The grid as a result is offering to expand the program but maintain its basic premise of compensating generators for unused fuel at the end of the winter season, as a means of encouraging stockpiling ahead of winter, according to a presentation by Independent System Operator analyst Andrew Gillespie. The plan was released ahead of a two-day meeting of the grid's markets committee in Westborough, Massachusetts, that starts today.
The new version of the program will be open to all resources that are able to provide on-site fuel storage: nuclear, coal, biomass, fuel oil, LNG and pumped hydro storage. The grid operator will add a maximum inventory limit in addition to specifying a minimum.
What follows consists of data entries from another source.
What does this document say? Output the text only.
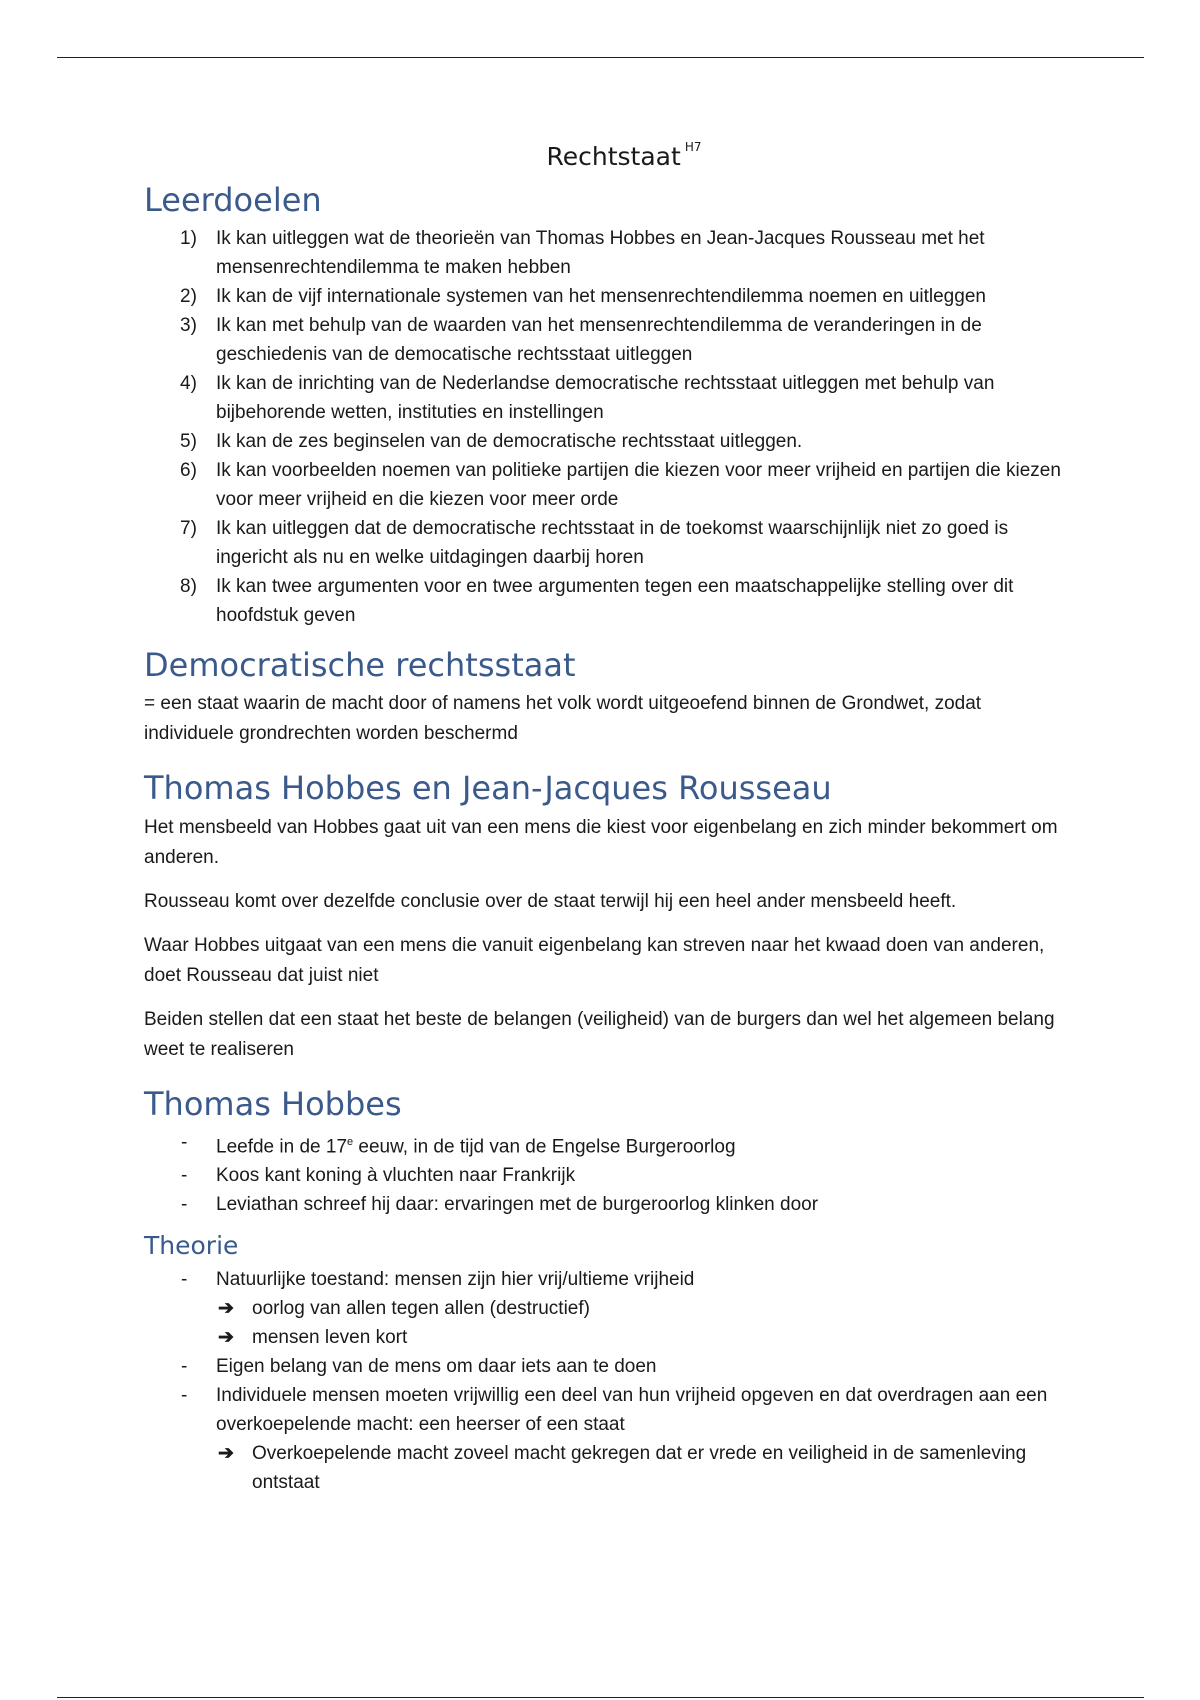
Rechtstaat $^{H7}$
Leerdoelen
1) Ik kan uitleggen wat de theorieën van Thomas Hobbes en Jean-Jacques Rousseau met het mensenrechtendilemma te maken hebben
2) Ik kan de vijf internationale systemen van het mensenrechtendilemma noemen en uitleggen
3) Ik kan met behulp van de waarden van het mensenrechtendilemma de veranderingen in de geschiedenis van de democatische rechtsstaat uitleggen
4) Ik kan de inrichting van de Nederlandse democratische rechtsstaat uitleggen met behulp van bijbehorende wetten, instituties en instellingen
5) Ik kan de zes beginselen van de democratische rechtsstaat uitleggen.
6) Ik kan voorbeelden noemen van politieke partijen die kiezen voor meer vrijheid en partijen die kiezen voor meer vrijheid en die kiezen voor meer orde
7) Ik kan uitleggen dat de democratische rechtsstaat in de toekomst waarschijnlijk niet zo goed is ingericht als nu en welke uitdagingen daarbij horen
8) Ik kan twee argumenten voor en twee argumenten tegen een maatschappelijke stelling over dit hoofdstuk geven
Democratische rechtsstaat

= een staat waarin de macht door of namens het volk wordt uitgeoefend binnen de Grondwet, zodat individuele grondrechten worden beschermd

Thomas Hobbes en Jean-Jacques Rousseau

Het mensbeeld van Hobbes gaat uit van een mens die kiest voor eigenbelang en zich minder bekommert om anderen.

Rousseau komt over dezelfde conclusie over de staat terwijl hij een heel ander mensbeeld heeft.

Waar Hobbes uitgaat van een mens die vanuit eigenbelang kan streven naar het kwaad doen van anderen, doet Rousseau dat juist niet

Beiden stellen dat een staat het beste de belangen (veiligheid) van de burgers dan wel het algemeen belang weet te realiseren

Thomas Hobbes
- Leefde in de 17e eeuw, in de tijd van de Engelse Burgeroorlog
- Koos kant koning à vluchten naar Frankrijk
- Leviathan schreef hij daar: ervaringen met de burgeroorlog klinken door
Theorie
- Natuurlijke toestand: mensen zijn hier vrij/ultieme vrijheid
➔ oorlog van allen tegen allen (destructief)
➔ mensen leven kort
- Eigen belang van de mens om daar iets aan te doen
- Individuele mensen moeten vrijwillig een deel van hun vrijheid opgeven en dat overdragen aan een overkoepelende macht: een heerser of een staat
➔ Overkoepelende macht zoveel macht gekregen dat er vrede en veiligheid in de samenleving ontstaat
Resources will receive compensation based on an upper limit of maximum allowed storage capacity and on the quantity of resources that are eligible.
The grid operator expects that 20.9GW of capacity will be eligible for the expanded subsidy program, including 10.8GW of oil and dual-fuel capacity; 4GW of nuclear capacity; 2GW of coal; 1.1GW of biomass and 2.9GW of pumped hydro storage.
The subsidy rate will be derived from the equivalent of fuel oil carrying cost, which for the past two winters was set at \$18/bl. The compensation rate is yet to be determined for the new program.
The grid operator hopes to finalize the design of the program and propose a tariff change by mid-April. The operator in a parallel process plans to propose an increase in reserve penalty factors that boost payments for adding reserves, as an alternative method for encouraging stockpiles.
The New England grid asked federal energy regulators for a rehearing of its January order, and hopes that the revised winter program will prove acceptable. The grid operator will introduce the reserve penalty factors proposal if the federal agency rejects the expanded fuel subsidy plan.
The grid operator wants to only renew the program for three more winters, until its "pay-for-performance" capacity market redesign takes effect in 2018 and provides incentives for resources to stockpile backup fuel.